Help with coroutine-based state machines?

Terry Reedy tjreedy at udel.edu
Tue Jun 3 14:48:22 EDT 2003


"Alan Kennedy" <alanmk at hotmail.com> wrote in message
news:3EDC69DF.A46A97D4 at hotmail.com...
...
> Thanks to your clear examples, I now picture coroutines in the
> following way (which I hope is correct :-).

Some further comments, based on my understandings...

> 2. The only method by which the "traditional" function call can
> invoke another "traditional" function/method call is to call it
> "recursively",

'Recursive' usually refers to a function calling itself, either
directly or via another function.  Using 'recursive' for what are
normally considered non-recursive calls that create a call chain in
which each function is unique is a somewhat confusing expansion of its
meaning.

> thus causing the construction of another stack frame.
> There is no mechanism for it to "substitute" the stack frame of the
> called function "in place of" its own stack frame. (Although I
> believe that Stackless can do this, after much rewriting and
> reinvention of truth :-).
>
> 3. Because all "traditional" function/method calls, involve the
> creation and eventual destruction of a stack frame, I label the
space
> in which they operate "Linear stack space".

Generators also involve the creation and eventual distruction of a
stack frame...

> 4. There is another space, which I call "Generator space".

What specifically do you consider to be part of this 'space'?
Candidates include generator functions, the generator objects they
produce (which follow the iterator protocal by having .__iter__ and
.next methods), the .next methods themselves, and the frames
associated with activated .next methods.

> When a call is made into "Generator space",

This implies that it contains the .next methods ...

> a stack frame is not constructed: at least not every time.

One is constructed on the first call to a generator .next() method.
On this call, control enters at the top like any other function.  On
subsequent calls ...

> Instead, a resumable and persistent stack frame is "resumed":
> this "resumable stack frame" was created once, sometime in the past:

Very specifically, on the first call

> it is termed, in current python terminology, the generator-iterator.

Calling a generator function returns a generator object that is not
callable but which has a .next() method which is.  The frame is
associated with the .next method.

> 5. When the code in "Generator space" (i.e. the generator-iterator)
> is called, it resumes immediately after where it last 'yield'ed, and
> continues until it 'yield's again, or returns or excepts. When it
> 'yield's, two things happen.
> A: The resumable stack frame is "frozen",
> so that it can later be resumed again. and

This is more something that does not happen - the usual destruction of
the stack frame.  'Freezing' implies that something special is done
that takes time and that would have to be reversed by 'thawing'.
Generators are efficient because yielding leaves the frame as it so
execution can be resumed exactly where left off.
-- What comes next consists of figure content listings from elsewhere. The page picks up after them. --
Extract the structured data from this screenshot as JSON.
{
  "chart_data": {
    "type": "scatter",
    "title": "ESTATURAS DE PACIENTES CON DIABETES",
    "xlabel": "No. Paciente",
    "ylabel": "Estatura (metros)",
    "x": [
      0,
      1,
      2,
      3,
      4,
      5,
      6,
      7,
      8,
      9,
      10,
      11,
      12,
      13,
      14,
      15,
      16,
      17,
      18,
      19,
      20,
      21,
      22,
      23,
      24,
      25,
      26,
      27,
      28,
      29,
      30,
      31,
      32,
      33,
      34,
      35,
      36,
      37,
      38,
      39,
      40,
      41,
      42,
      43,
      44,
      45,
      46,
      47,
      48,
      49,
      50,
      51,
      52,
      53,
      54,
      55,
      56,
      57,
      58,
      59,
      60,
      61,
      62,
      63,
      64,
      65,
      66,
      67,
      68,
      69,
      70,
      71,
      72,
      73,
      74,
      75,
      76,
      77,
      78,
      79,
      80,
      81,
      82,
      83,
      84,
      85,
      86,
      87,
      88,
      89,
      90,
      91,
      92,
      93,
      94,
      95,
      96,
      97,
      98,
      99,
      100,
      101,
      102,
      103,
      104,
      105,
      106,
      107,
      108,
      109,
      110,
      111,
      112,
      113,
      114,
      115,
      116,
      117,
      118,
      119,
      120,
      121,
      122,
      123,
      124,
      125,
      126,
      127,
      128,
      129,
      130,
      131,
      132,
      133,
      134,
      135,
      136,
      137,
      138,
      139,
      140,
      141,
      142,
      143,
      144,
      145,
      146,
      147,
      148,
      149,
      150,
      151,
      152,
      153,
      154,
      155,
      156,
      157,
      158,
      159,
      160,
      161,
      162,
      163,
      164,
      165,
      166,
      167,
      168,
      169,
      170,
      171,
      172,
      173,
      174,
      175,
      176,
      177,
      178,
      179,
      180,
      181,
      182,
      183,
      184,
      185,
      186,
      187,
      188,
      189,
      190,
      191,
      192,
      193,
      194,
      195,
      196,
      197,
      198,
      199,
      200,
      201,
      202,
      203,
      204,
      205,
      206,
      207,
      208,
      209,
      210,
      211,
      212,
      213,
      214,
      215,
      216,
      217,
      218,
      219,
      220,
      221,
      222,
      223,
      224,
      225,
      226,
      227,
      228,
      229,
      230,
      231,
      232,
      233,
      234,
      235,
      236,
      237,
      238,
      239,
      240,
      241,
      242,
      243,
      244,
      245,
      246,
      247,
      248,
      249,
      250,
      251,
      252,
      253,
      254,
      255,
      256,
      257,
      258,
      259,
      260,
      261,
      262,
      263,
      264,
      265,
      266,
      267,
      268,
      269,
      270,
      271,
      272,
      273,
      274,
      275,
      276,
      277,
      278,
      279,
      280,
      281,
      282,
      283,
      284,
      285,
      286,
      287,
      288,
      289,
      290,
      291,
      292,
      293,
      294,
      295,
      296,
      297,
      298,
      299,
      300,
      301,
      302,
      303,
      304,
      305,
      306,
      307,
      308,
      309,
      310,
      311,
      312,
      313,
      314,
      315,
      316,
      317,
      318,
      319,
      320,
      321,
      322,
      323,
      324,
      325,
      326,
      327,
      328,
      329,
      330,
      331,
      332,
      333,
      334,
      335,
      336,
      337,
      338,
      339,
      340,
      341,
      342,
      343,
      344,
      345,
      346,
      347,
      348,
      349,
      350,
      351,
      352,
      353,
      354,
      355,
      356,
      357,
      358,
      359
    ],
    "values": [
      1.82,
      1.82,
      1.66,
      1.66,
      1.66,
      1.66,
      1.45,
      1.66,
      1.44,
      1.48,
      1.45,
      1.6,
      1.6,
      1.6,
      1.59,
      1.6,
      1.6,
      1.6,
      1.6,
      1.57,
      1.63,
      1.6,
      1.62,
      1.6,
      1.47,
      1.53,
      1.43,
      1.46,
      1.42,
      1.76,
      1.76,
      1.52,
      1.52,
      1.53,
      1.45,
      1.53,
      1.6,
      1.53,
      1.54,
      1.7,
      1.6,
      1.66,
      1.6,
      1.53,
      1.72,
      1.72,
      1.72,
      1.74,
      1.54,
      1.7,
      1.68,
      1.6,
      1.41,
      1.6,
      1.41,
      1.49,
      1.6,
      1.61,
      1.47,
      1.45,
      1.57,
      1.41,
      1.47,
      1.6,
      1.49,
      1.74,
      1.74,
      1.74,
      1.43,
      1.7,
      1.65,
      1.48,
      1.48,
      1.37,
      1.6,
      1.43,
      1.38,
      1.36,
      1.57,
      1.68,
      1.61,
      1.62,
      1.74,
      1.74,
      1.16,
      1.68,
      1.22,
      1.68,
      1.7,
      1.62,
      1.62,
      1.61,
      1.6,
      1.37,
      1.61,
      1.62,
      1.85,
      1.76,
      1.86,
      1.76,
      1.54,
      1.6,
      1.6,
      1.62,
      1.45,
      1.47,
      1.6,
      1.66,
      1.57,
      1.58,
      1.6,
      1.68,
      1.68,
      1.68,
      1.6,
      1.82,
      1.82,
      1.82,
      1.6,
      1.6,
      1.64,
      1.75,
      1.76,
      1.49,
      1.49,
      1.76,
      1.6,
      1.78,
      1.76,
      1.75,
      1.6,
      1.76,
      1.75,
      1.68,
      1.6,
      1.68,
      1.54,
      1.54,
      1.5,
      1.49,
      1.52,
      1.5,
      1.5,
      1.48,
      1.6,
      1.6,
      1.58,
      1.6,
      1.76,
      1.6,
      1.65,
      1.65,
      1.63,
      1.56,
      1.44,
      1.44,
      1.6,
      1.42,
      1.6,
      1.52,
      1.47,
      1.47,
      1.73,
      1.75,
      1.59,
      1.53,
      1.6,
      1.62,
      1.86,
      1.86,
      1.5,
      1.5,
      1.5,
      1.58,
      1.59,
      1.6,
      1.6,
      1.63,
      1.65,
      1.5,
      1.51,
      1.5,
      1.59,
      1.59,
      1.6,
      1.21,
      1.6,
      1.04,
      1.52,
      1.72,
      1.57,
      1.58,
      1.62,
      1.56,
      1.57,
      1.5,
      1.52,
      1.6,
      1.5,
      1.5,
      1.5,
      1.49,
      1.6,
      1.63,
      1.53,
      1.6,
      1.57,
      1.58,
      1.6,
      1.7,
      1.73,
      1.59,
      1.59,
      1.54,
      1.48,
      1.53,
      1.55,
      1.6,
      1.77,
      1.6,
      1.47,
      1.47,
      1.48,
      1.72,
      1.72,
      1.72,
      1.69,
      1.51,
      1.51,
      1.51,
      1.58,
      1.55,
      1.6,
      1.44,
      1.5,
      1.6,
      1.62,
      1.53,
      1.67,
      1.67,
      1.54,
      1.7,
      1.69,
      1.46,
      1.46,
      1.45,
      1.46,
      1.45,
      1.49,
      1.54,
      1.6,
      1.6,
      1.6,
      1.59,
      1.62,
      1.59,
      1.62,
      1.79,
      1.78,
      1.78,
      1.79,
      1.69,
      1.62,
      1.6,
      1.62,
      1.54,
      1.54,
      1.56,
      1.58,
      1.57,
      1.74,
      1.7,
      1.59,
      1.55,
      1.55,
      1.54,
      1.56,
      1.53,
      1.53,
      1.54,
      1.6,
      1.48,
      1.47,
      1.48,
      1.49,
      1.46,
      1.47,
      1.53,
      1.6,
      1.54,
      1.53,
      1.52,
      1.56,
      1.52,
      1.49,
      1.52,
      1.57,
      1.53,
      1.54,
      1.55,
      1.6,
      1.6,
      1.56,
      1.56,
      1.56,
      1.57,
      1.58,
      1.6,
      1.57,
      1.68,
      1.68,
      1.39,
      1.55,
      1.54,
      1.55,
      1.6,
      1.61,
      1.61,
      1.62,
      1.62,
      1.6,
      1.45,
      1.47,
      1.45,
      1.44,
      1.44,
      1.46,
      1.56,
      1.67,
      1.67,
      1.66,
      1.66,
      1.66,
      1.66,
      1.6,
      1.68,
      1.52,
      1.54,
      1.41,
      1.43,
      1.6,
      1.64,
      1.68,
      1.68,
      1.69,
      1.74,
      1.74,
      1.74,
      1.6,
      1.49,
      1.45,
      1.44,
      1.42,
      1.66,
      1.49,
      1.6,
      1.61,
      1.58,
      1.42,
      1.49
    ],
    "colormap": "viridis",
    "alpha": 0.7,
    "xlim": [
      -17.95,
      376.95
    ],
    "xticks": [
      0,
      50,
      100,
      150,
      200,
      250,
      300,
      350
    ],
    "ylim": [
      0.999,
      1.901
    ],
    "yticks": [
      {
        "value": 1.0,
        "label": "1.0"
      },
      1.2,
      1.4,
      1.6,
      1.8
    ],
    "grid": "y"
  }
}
> B: A python object, which may be None, is transferred back to the
caller.

As with normal functions.

> 6. For any call from "Linear Stack space" into "Generator space",
> there is a crossover point, P. When the called code in "Generator
> space" finishes executing, it can only enter back into "Linear stack
> space" through point P: it cannot exit through any other point.
> (According to the current python model).

I'm not sure that this is a helpful way to look at the process..  When
a gen-it.next frame is created or reactivated, it is tacked on to the
end of the linear frame stack just like any other execution frame.  If
it calls another function, yet another frame is added.  When it yields
or returns, it is removed from the chain, just like any other
function, and control passes back the to calling function, just like
any other function.  The only differences are that 'removal' !=
'deletion' (because the gen object holds a reference to the frame, so
ref count does *not* go to 0) and 're-addition' != 'set  execution
pointer to beginning of associated code-object'.

> 7. If any calls are made from "Generator space" into "Linear stack
> space", this leads to the creation of a stack frame, which must be
> destroyed. If the called function/method in "Linear stack space"
then
> calls back into "Generator space", and the "Linear space" function
is
> not allowed to exit naturally, this is essentially unbound
recursion,
> which will lead eventually to a blown stack.

To me, this is unnecessarily confusing.  For some reason, you see and
present generators as more special than they are.  They are resumable
functions, and they are resumable mostly because yield does not
disable.  I don't believe they do anything that cannot be done with
class methods.  They are just easier to write (usually) and faster to
execute.

Indeed, I think it possibly useful for understanding generators to
think of a def statement with yield in the body as being something
like a syntactically condensed version of a  class statement iterator
template with standard defs for __init__ and  __iter__ and a
class-specific .next method that is filled in from the body of the
def.  Calling a generator function returns an initialized instance
with the args strored away for later use by the .next method.  Because
the whole package is a fairly common use case, it can be and now has
been optimized so the programmer need only write what is specific  and
the interpreter adds less overhead than normal.